After spending the entire weekend trying to sell his company, MF Global, Chairman Jon Corzine finally capitulated, and his board declared bankruptcy on Monday morning, October 31. It was during negotiations with a potential suitor for the business, Interactive Brokers (IB), that word leaked out that customers’ monies were missing, and IB left Corzine to fend for himself. A board meeting was hastily called and ended Corzine’s dream of building another Goldman Sachs with other peoples’ money.
It isn’t as if the regulators were asleep. According to the New York Times, alarm bells went off last June when regulators from the Financial Industry Regulatory Agency (FINRA) first discovered that Corzine had gone long in a huge bet on sovereign debt from Italy, Ireland, and “other troubled European nations,” including Belgium, Spain, and Portugal, expecting the European crisis to be resolved favorably and his holdings to increase in value. When FINRA learned that he had leveraged his bet between 30:1 and 40:1 with his customers’ money, FINRA asked him to increase his company’s capital in case his bet went wrong.
Corzine called FINRA’s bluff and flew to Washington to speak directly with top officials at the Securities and Exchange Commission (SEC) without success. He was forced to increase the company’s capital, buying the company a little time.
By October rumors were spreading that Moody’s was going to cut MF Global’s credit rating to junk status, which they did officially on October 24. The very next day MF Global issued a glowing report on its financial condition. Quoting Corzine:
Reflecting the stressed markets in the quarter, we deliberately chose to reduce overall market exposure in most principal trading activities and focused on preserving capital and liquidity….
We were particularly pleased with the repositioning of our mortgage, credit and foreign exchange businesses, the performance of our commodities group, and the common alignment of our brand to strategy. These efforts reflect positively on our ability to execute and deliver competitive returns to shareholders in the quarters ahead….
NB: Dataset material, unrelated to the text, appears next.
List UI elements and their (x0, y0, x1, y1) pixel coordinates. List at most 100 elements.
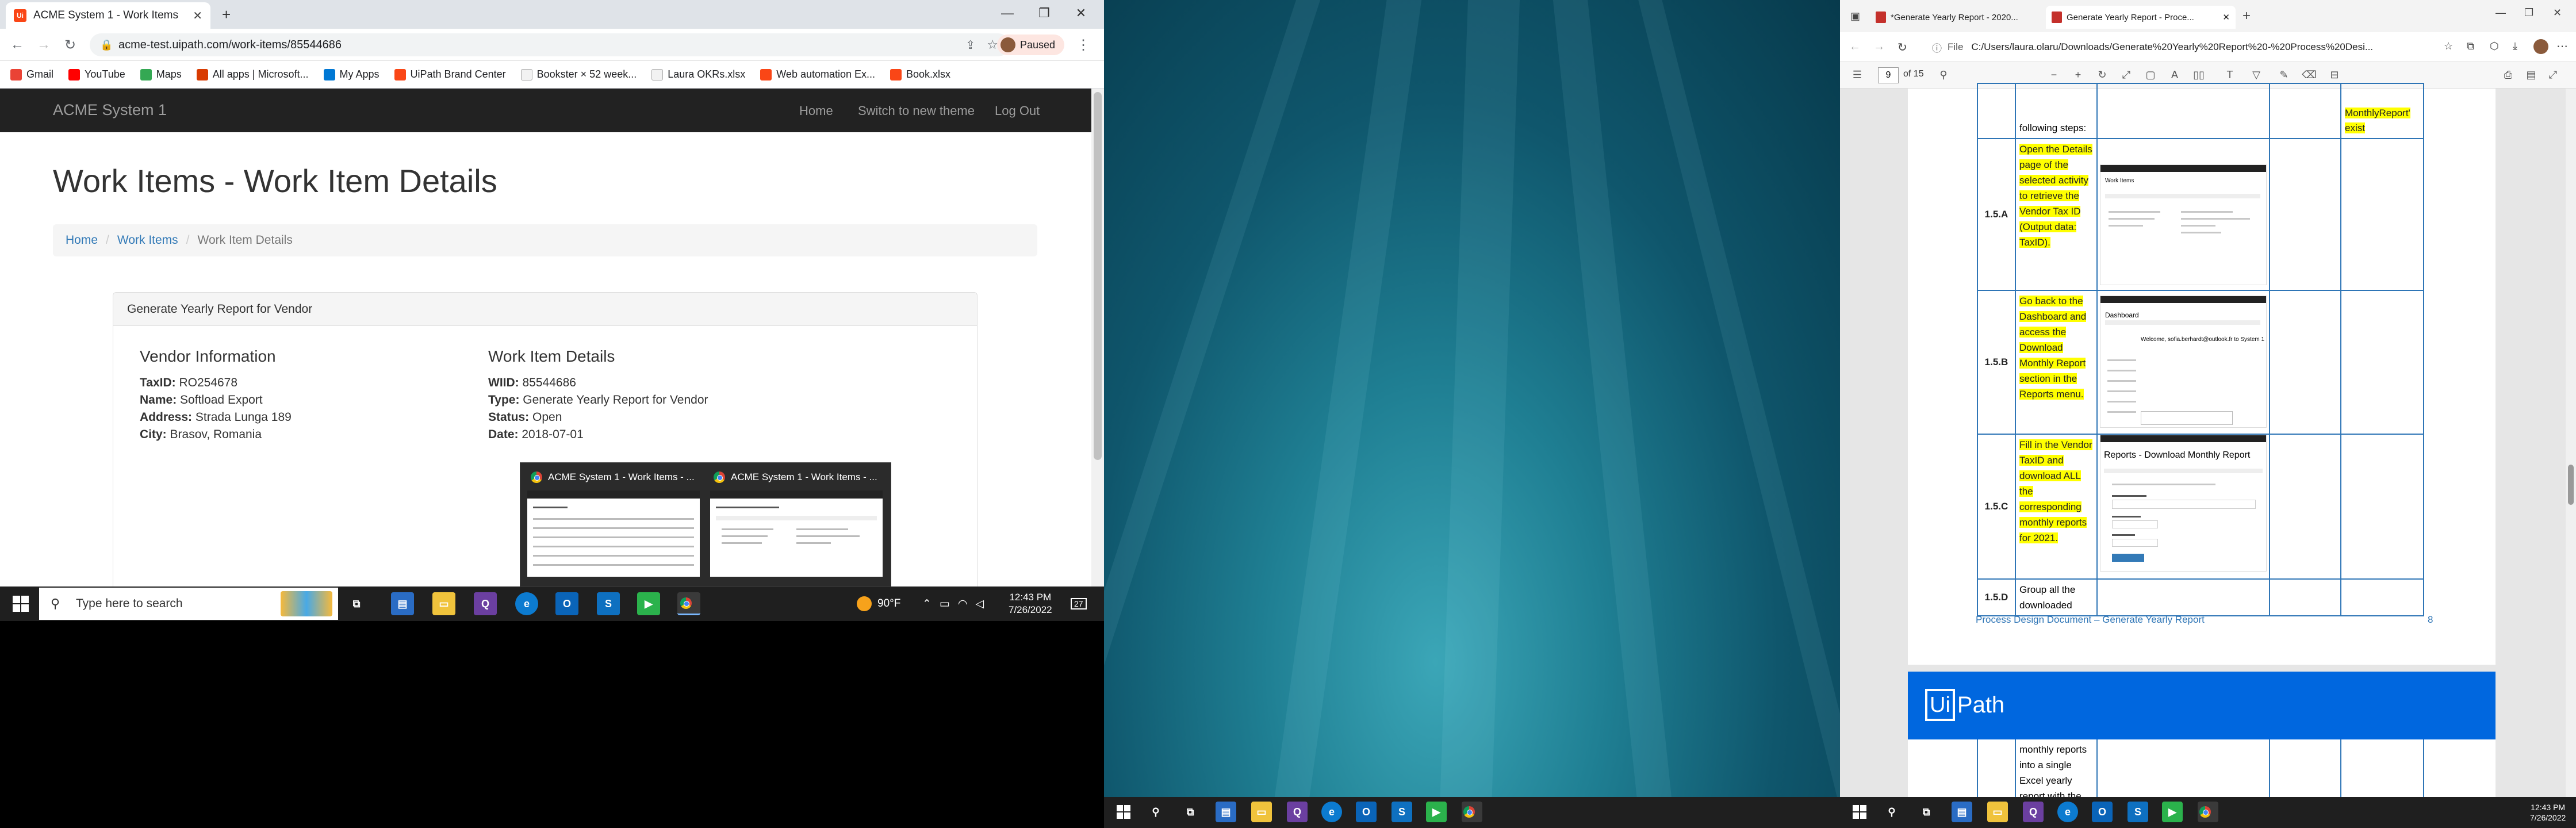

We remain confident that we have the resources and expertise to continue to successfully manage these exposures to what we believe will be a positive conclusion in December 2012.
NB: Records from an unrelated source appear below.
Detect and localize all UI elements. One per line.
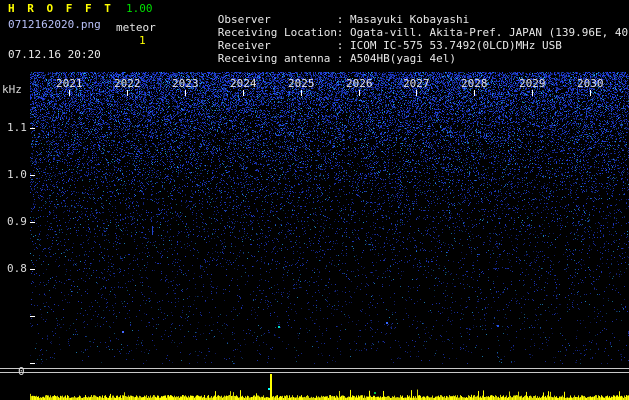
spectrogram-canvas: [30, 72, 629, 368]
info-label: Receiving antenna: [217, 52, 331, 65]
info-label: Receiving Location: [217, 26, 337, 39]
app-title: H R O F F T: [8, 2, 114, 15]
app-version: 1.00: [126, 2, 153, 15]
time-label-2027: 2027: [403, 77, 430, 90]
filename: 0712162020.png: [8, 18, 101, 31]
level-axis-zero: 0: [18, 365, 25, 378]
freq-axis-unit: kHz: [2, 83, 22, 96]
hrofft-window: H R O F F T 1.00 0712162020.png meteor 1…: [0, 0, 629, 400]
info-value: ICOM IC-575 53.7492(0LCD)MHz USB: [350, 39, 562, 52]
time-label-2022: 2022: [114, 77, 141, 90]
info-label: Receiver: [217, 39, 271, 52]
info-row-observer: Observer: Masayuki Kobayashi: [178, 3, 629, 25]
station-info: Observer: Masayuki Kobayashi Receiving L…: [178, 3, 629, 64]
time-label-2025: 2025: [288, 77, 315, 90]
freq-label-1-1: 1.1: [7, 121, 27, 134]
time-label-2030: 2030: [577, 77, 604, 90]
mode-label: meteor: [116, 21, 156, 34]
freq-label-0-9: 0.9: [7, 215, 27, 228]
info-separator: :: [336, 13, 350, 26]
time-label-2028: 2028: [461, 77, 488, 90]
level-strip-canvas: [0, 364, 629, 400]
time-label-2021: 2021: [56, 77, 83, 90]
info-value: A504HB(yagi 4el): [350, 52, 456, 65]
info-value: Masayuki Kobayashi: [350, 13, 470, 26]
echo-count: 1: [139, 34, 146, 47]
info-label: Observer: [217, 13, 271, 26]
info-separator: :: [336, 26, 350, 39]
info-separator: :: [336, 52, 350, 65]
info-separator: :: [336, 39, 350, 52]
info-value: Ogata-vill. Akita-Pref. JAPAN (139.96E, …: [350, 26, 629, 39]
freq-label-1-0: 1.0: [7, 168, 27, 181]
freq-label-0-8: 0.8: [7, 262, 27, 275]
time-label-2026: 2026: [346, 77, 373, 90]
time-label-2029: 2029: [519, 77, 546, 90]
time-label-2023: 2023: [172, 77, 199, 90]
time-label-2024: 2024: [230, 77, 257, 90]
datetime: 07.12.16 20:20: [8, 48, 101, 61]
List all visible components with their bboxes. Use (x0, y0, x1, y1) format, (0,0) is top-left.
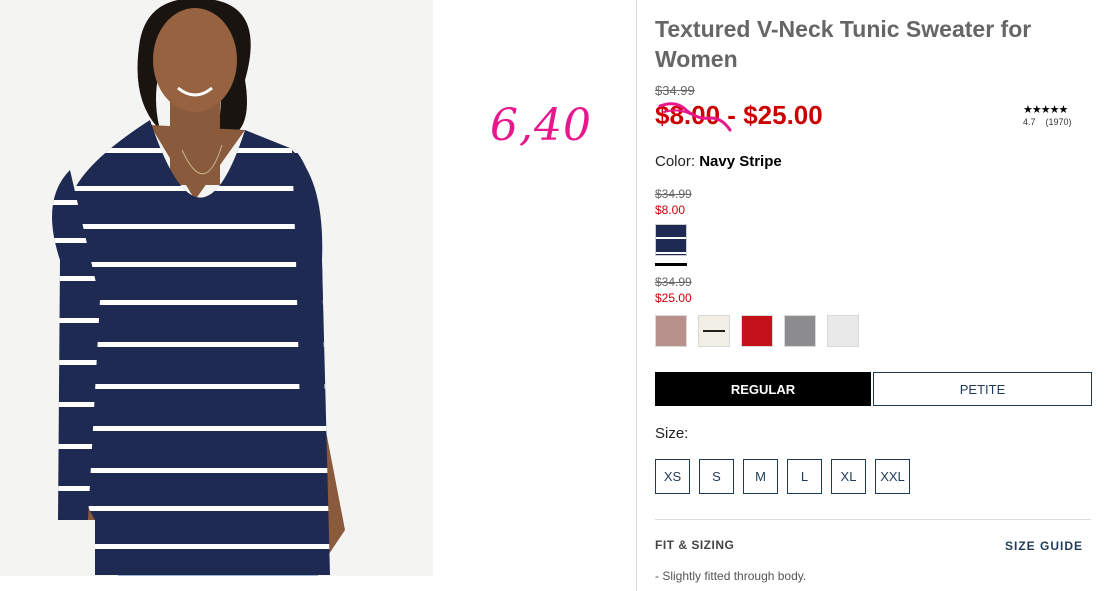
tier-2-now-price: $25.00 (655, 291, 692, 305)
product-image[interactable] (0, 0, 433, 576)
size-guide-link[interactable]: SIZE GUIDE (1005, 539, 1083, 553)
size-button-xxl[interactable]: XXL (875, 459, 910, 494)
red-swatch[interactable] (741, 315, 773, 347)
fit-note: - Slightly fitted through body. (655, 569, 806, 583)
navy-stripe-swatch[interactable] (655, 224, 687, 256)
section-divider (655, 519, 1091, 520)
swatch-stripe (703, 330, 725, 332)
tab-petite[interactable]: PETITE (873, 372, 1092, 406)
review-count: (1970) (1045, 117, 1072, 127)
size-label: Size: (655, 425, 689, 442)
rating-value: 4.7 (1023, 117, 1036, 127)
size-button-l[interactable]: L (787, 459, 822, 494)
selected-swatch-indicator (655, 263, 687, 266)
light-grey-swatch[interactable] (827, 315, 859, 347)
size-button-m[interactable]: M (743, 459, 778, 494)
product-title: Textured V-Neck Tunic Sweater for Women (655, 16, 1032, 72)
size-button-s[interactable]: S (699, 459, 734, 494)
cream-stripe-swatch[interactable] (698, 315, 730, 347)
selected-color-name: Navy Stripe (699, 153, 782, 170)
tab-regular[interactable]: REGULAR (655, 372, 871, 406)
grey-heather-swatch[interactable] (784, 315, 816, 347)
size-button-xl[interactable]: XL (831, 459, 866, 494)
price-tier-1: $34.99 $8.00 (655, 186, 692, 218)
price-tier-2: $34.99 $25.00 (655, 274, 692, 306)
color-label: Color: (655, 153, 696, 170)
rating-stars-icon: ★★★★★ (1023, 104, 1068, 116)
product-rating[interactable]: ★★★★★ 4.7 (1970) (1023, 103, 1081, 127)
fit-tabs: REGULAR PETITE (655, 372, 1092, 406)
tier-1-was-price: $34.99 (655, 187, 692, 201)
blush-heather-swatch[interactable] (655, 315, 687, 347)
product-details-panel: Textured V-Neck Tunic Sweater for Women … (636, 0, 1111, 591)
size-button-xs[interactable]: XS (655, 459, 690, 494)
handwritten-price-note: 6,40 (490, 100, 592, 151)
sale-price-high: $25.00 (743, 100, 823, 130)
tier-2-was-price: $34.99 (655, 275, 692, 289)
scribble-strike-icon (658, 102, 732, 132)
color-swatch-list (655, 315, 859, 347)
fit-sizing-heading[interactable]: FIT & SIZING (655, 538, 734, 552)
color-selection: Color: Navy Stripe (655, 153, 782, 170)
tier-1-now-price: $8.00 (655, 203, 686, 217)
size-options: XS S M L XL XXL (655, 459, 910, 494)
fit-note-text: Slightly fitted through body. (662, 569, 807, 583)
The downgrade by Moody’s was the beginning of the end. MF Global’s shares lost 67 percent of their value by the end of the week. By Monday afternoon, MF Global had disappeared into bankruptcy.
Commentators Eric Lewis at CNN and William Cohan at Bloomberg each excoriated Corzine for his reckless and opaque (and failed) gamble in European bonds, and then called for more regulation. According to Lewis, “What MF Global shows is that the problem is not too much regulation but too little. Without meaningful leverage restrictions on borrowers and meaningful lending restrictions on those who are willing to underwrite this steroidal debt expansion, MF Global is likely to be the tip of yet another iceberg.”
Cohan echoed Lewis: “It didn’t have to be this way. The tragic element of Corzine’s MF Global is that Monday’s bankruptcy filing could have easily been avoided if Corzine’s ego and ambition had been held in check by someone—anyone—willing to stand up to the former New Jersey governor, senator and senior partner at Goldman Sachs…. The collapse of MF Global points once again, in the strongest possible terms, to the importance of having a substantive, teeth-baring regulatory regime charged with overseeing the kind of asynchronous risk-taking that gives people like Corzine the incentive to gamble with other peoples’ money in hopes of reaping financial windfalls.”
But why? Wall Street has been heavily regulated since the bottom of the Great Depression, with a myriad of agencies allegedly looking out for the interests of investors. All that has been accomplished is the capturing of those agencies by the very entities they were designed to regulate. As Gary North noted, the whole regulatory system is rigged against the investor. The sheen of regulation invites investors to think that someone is watching out for them so they don’t have to do their own homework. Says North, “Of course it’s rigged against them. It’s regulated by the government. Nobody holds the regulators accountable for their failure to enforce the rules.”
It’s the market that does the regulating, or should. The fact that Fidelity Investments lost its 14.8 percent investment in MF Global, along with Guardian Life (7.4 percent), TIAA-CREF (6.6 percent), and Piper Jaffray (6.3 percent) is likely to inflict enough pain all by itself to keep Corzine from bamboozling them, or others, ever again. As noted by Russ Roberts at CafeHayek
Isn’t it pretty clear that from here on out, we don’t have to worry about someone holding Corzine in check? He’s done it all by himself. He’s going to find it a lot harder to get people to fund his risk-taking the next time out…. Why do we want the government to protect naive or greedy investors from their own shortcomings? Let’s let them learn a lesson for a change. Why won’t that work?
Let’s tell [investors] that they can lose all their money. [Let’s tell them] you can’t go to the regulator…. [Let’s tell them] you’re on your own.